Наречение, которое так восхищало Азазеля, было обрядом, которое связывает двух людей навсегда. Это происходит само собой, и выбирать Нареченных не приходилось. Допустим, Эсма – совершенно случайно – нареклась с Гейбом, сыном Рейджи и Ровенна. А вот Руки… Руки нарекся с Беллатрикс, когда она только появилась на свет. В десять лет Белла уже понимала, кто для нее сапфироглазый вампир и была без ума от радости; все свободное время стремилась проводить с женихом, разговаривала с ним, впитывала его эмоции, чувствуя, как точно такие же наполняют ее. С возрастом, такая детская влюблённость утихомирилась, превращаясь в крепкую, но тихую любовь. Белла больше не прыгала на шею Муками, хотя бы при людях.
Но кое-что заменить было нельзя: Беллатрикс осталась столь же ревнива, и яростно охраняла то, что ей принадлежит. А Руки являлся таковым. Когда темноволосая Сакамаки узнала, что ее (!!!) Руки был потрепан какими−то волками, она рвала и метала. Но обиднее было другое: ни мама с отцом, никто не сказал ей об этом. Почему, разбираться не стала. Просто метнулась из Ада на Землю, сразу в особняк Муками.
− Сакамаки, остановись на секунду! – Белла все-таки остановилась, метая в запыхавшегося Юму разозленный взгляд желтых глаз. Он тоже не сказал ей!

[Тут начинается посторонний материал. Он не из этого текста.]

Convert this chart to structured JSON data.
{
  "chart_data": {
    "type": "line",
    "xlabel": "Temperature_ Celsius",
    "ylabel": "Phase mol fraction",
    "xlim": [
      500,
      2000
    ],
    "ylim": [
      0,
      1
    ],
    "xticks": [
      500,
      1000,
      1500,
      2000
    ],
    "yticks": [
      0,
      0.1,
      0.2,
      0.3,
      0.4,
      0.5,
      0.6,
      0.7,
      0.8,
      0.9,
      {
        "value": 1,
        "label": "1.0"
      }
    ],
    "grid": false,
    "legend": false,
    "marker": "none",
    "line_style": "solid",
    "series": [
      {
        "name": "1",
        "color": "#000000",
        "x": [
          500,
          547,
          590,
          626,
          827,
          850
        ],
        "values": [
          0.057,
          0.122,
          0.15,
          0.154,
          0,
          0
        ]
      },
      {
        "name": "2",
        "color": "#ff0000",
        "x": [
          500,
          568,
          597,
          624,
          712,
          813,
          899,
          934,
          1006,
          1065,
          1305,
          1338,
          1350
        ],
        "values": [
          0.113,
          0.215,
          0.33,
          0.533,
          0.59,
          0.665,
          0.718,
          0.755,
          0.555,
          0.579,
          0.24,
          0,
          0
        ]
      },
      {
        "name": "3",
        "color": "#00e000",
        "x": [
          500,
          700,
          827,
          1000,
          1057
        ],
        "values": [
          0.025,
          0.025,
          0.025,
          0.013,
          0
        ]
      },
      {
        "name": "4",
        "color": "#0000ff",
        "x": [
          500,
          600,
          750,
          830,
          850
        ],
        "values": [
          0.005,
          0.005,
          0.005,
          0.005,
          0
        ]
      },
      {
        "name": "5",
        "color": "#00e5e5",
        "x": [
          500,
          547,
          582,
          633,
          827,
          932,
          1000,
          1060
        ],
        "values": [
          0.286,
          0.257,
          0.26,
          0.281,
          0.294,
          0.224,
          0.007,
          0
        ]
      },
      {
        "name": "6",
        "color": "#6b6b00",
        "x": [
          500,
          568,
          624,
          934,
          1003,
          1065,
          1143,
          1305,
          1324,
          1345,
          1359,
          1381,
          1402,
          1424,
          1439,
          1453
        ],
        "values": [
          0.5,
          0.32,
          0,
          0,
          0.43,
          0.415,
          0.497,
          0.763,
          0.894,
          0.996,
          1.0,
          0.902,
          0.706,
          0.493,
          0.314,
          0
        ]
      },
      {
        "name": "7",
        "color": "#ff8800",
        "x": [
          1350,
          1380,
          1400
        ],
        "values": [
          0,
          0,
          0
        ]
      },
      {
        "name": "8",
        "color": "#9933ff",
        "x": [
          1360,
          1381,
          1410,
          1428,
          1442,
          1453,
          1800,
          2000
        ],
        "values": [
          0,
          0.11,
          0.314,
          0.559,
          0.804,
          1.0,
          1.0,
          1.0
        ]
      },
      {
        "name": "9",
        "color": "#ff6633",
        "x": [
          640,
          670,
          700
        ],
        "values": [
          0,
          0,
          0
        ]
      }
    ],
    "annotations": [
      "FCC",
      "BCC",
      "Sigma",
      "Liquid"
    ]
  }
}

− Чего тебе? – прошипела Наследница, старясь не врезать любимому дяде. Маме не понравится, если она изобьет Муками. А папа, может быть одобрит.
− Мы не стали говорить, потому что Руки может не правильно среагировать на тебя. – злость сменилась раздражением. Что значит «неправильно среагировать»? – Ну, его не хило так потрепали. И вряд ли он захочет, чтобы ты видела его, ну, в таком состояние.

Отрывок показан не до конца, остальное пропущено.